Avec notre correspondante à Londres, Muriel Delcroix

À 23 h ce jeudi 31 décembre, minuit à Bruxelles, sans la moindre effusion au sein d'une population massivement confinée, le pays a cessé d'appliquer les règles de l'UE, quittant le marché unique et l'union douanière. Après quarante-sept ans d'orageuse intégration européenne et après quatre ans et demi de rebondissements suivant le référendum de 2016, c'est l'aboutissement du Brexit, officiel depuis le 31 janvier mais aux effets repoussés par une période transitoire destinée à amortir le choc.

Dans un éditorial publié dans le Daily Telegraph, le Premier ministre Boris Johnson, grand artisan du Brexit, assure que 2021 sera « une année de changement et d'espoir », vantant l'accord de libre-échange conclu avant Noël avec Bruxelles. « Pour nous, cela signifie la fin des querelles rancunières sur l'Europe qui ont empoisonné notre politique depuis si longtemps, plaide-t-il. Pour nos amis, cela ne veut certainement pas dire qu'ils nous ont perdus, et encore moins notre appétit pour leurs Maseratis ou leur Gewurtztraminer ».

« Notre futur, notre Grande-Bretagne »

Ce 1er janvier au matin à Londres, les quotidiens avaient une approche entre jubilation et abattement. Les quotidiens eurosceptiques célèbrent leur victoire après des décennies passées à dénigrer Bruxelles.

Le tabloïd Daily Express proclame « Notre futur, notre Grande-Bretagne, notre destinée » avec en fond les falaises de Douvres affublées d’un drapeau britannique portant l’inscription « liberté ». « Bienvenue en 2021 avec deux raisons d’espérer un avenir beaucoup plus rayonnant », titre le Daily Telegraph, les « deux raisons » de se réjouir étant le Brexit mais aussi le feu vert donné au vaccin développé par Oxford AstraZeneka.

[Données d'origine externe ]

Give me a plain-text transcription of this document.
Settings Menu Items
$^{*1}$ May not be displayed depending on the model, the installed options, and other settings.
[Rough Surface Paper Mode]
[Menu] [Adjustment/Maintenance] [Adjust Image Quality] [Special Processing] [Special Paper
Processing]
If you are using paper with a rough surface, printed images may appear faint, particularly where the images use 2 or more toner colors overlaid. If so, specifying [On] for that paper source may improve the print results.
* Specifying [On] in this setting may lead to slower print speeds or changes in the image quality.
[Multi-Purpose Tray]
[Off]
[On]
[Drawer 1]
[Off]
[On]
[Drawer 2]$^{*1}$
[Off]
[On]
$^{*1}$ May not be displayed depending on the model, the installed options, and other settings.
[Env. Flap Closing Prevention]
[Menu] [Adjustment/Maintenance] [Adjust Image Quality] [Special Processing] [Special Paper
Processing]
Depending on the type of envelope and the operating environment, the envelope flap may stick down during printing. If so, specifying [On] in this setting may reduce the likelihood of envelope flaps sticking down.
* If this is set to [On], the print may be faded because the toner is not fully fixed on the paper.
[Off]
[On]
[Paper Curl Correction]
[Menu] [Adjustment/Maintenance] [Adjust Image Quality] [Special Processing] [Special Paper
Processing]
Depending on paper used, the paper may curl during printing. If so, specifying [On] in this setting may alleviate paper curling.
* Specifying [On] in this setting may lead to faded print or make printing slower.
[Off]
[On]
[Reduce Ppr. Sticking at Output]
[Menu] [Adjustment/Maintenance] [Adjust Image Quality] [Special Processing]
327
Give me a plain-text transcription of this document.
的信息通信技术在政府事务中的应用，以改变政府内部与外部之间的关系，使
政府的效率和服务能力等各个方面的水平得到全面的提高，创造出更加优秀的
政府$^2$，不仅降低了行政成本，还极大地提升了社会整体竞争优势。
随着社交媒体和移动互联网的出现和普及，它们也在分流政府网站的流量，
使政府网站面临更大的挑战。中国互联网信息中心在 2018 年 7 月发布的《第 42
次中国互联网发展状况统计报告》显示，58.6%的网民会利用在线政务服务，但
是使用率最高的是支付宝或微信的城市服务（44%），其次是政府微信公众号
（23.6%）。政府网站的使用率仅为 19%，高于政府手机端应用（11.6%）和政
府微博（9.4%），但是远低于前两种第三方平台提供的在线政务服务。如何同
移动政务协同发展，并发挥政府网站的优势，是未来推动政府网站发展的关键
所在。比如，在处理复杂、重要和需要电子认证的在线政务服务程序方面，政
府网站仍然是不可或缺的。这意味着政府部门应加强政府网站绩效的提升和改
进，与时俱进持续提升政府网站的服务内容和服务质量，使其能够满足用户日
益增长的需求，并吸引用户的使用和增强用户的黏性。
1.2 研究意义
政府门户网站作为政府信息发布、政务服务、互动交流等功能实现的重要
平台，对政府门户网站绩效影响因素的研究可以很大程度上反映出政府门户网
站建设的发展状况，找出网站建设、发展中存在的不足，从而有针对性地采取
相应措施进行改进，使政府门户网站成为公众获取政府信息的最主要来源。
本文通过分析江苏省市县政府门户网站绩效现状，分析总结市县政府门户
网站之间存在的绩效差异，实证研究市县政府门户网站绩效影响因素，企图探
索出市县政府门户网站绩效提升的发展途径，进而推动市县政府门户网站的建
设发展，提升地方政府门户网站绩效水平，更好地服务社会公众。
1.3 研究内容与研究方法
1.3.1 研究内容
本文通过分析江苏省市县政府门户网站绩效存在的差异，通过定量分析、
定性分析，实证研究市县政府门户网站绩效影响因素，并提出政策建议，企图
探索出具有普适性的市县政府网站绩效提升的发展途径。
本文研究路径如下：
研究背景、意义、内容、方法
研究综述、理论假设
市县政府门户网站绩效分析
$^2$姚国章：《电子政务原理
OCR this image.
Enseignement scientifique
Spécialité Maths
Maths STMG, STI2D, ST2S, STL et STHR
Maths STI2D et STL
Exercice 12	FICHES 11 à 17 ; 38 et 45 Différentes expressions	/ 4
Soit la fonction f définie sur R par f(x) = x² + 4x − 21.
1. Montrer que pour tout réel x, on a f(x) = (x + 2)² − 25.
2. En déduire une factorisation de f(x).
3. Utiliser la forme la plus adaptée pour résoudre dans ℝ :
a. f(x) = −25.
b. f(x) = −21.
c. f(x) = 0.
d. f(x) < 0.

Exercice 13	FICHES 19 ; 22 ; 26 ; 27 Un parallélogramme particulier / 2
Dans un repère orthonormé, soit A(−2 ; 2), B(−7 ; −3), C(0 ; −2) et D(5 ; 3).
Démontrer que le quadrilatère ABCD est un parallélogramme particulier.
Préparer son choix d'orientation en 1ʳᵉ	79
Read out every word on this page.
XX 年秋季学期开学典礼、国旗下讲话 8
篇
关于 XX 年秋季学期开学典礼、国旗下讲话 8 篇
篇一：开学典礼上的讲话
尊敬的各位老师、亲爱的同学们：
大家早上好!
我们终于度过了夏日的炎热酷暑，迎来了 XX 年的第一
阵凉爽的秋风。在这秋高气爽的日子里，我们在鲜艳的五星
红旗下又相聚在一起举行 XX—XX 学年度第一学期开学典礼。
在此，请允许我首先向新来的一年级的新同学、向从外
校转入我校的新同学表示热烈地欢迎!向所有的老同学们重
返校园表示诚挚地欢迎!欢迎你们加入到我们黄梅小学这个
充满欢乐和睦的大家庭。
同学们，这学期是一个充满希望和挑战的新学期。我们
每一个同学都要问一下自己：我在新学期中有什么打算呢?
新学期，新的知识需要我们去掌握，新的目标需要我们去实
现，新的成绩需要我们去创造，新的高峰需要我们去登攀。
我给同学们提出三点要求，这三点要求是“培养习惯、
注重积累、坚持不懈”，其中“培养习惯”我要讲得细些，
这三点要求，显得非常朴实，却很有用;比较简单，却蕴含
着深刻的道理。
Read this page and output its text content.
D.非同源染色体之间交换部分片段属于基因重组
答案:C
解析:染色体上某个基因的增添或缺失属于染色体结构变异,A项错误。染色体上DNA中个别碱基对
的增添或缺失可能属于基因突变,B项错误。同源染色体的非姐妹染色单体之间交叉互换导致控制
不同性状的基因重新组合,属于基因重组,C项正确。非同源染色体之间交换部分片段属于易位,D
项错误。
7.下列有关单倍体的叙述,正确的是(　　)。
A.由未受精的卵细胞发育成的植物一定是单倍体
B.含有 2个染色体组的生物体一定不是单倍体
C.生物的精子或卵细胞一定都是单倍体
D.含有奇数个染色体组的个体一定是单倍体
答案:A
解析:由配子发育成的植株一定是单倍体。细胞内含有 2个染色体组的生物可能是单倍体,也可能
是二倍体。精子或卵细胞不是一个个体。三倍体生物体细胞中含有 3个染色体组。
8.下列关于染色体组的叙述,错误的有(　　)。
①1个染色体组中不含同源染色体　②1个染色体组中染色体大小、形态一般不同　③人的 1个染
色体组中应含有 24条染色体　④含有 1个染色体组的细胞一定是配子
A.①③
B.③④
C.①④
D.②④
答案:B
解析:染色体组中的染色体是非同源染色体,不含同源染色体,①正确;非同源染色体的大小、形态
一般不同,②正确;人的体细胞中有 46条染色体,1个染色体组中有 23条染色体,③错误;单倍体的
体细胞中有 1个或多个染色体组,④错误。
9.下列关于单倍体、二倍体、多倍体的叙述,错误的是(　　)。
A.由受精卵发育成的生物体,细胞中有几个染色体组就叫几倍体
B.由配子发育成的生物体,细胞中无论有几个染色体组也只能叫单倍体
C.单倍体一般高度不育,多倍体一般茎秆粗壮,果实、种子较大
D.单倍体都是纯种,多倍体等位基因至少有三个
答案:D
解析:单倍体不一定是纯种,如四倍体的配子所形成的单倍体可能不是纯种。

La lutte contre le Covid-19, dont les ravages redoublent, est en effet l’autre grand sujet de préoccupation et le tabloïd The Sun relègue d’ailleurs l’épilogue du Brexit à un petit encart dans un coin de sa Une et préfère appeler à former une « armée de volontaires » pour accélérer la vaccination du pays.

Les journaux pro-européens, eux, parlent d’un jour de tristesse.

Le Guardian note que le Royaume-Uni quitte l’UE en pleine crise sanitaire et sans fanfare. Son éditorial qualifie le Brexit d'« erreur nationale tragique ». Enfin, The Independent préfère en rire plutôt que d’en pleurer. Alors que la pêche était au cœur des négociations, sa Une transforme les principaux « brexiters » en différentes espèces de poissons. On y reconnaît notamment Boris Johnson caricaturé sous les traits d’une limande, un poisson, note le quotidien, « généralement dépassé par les événements».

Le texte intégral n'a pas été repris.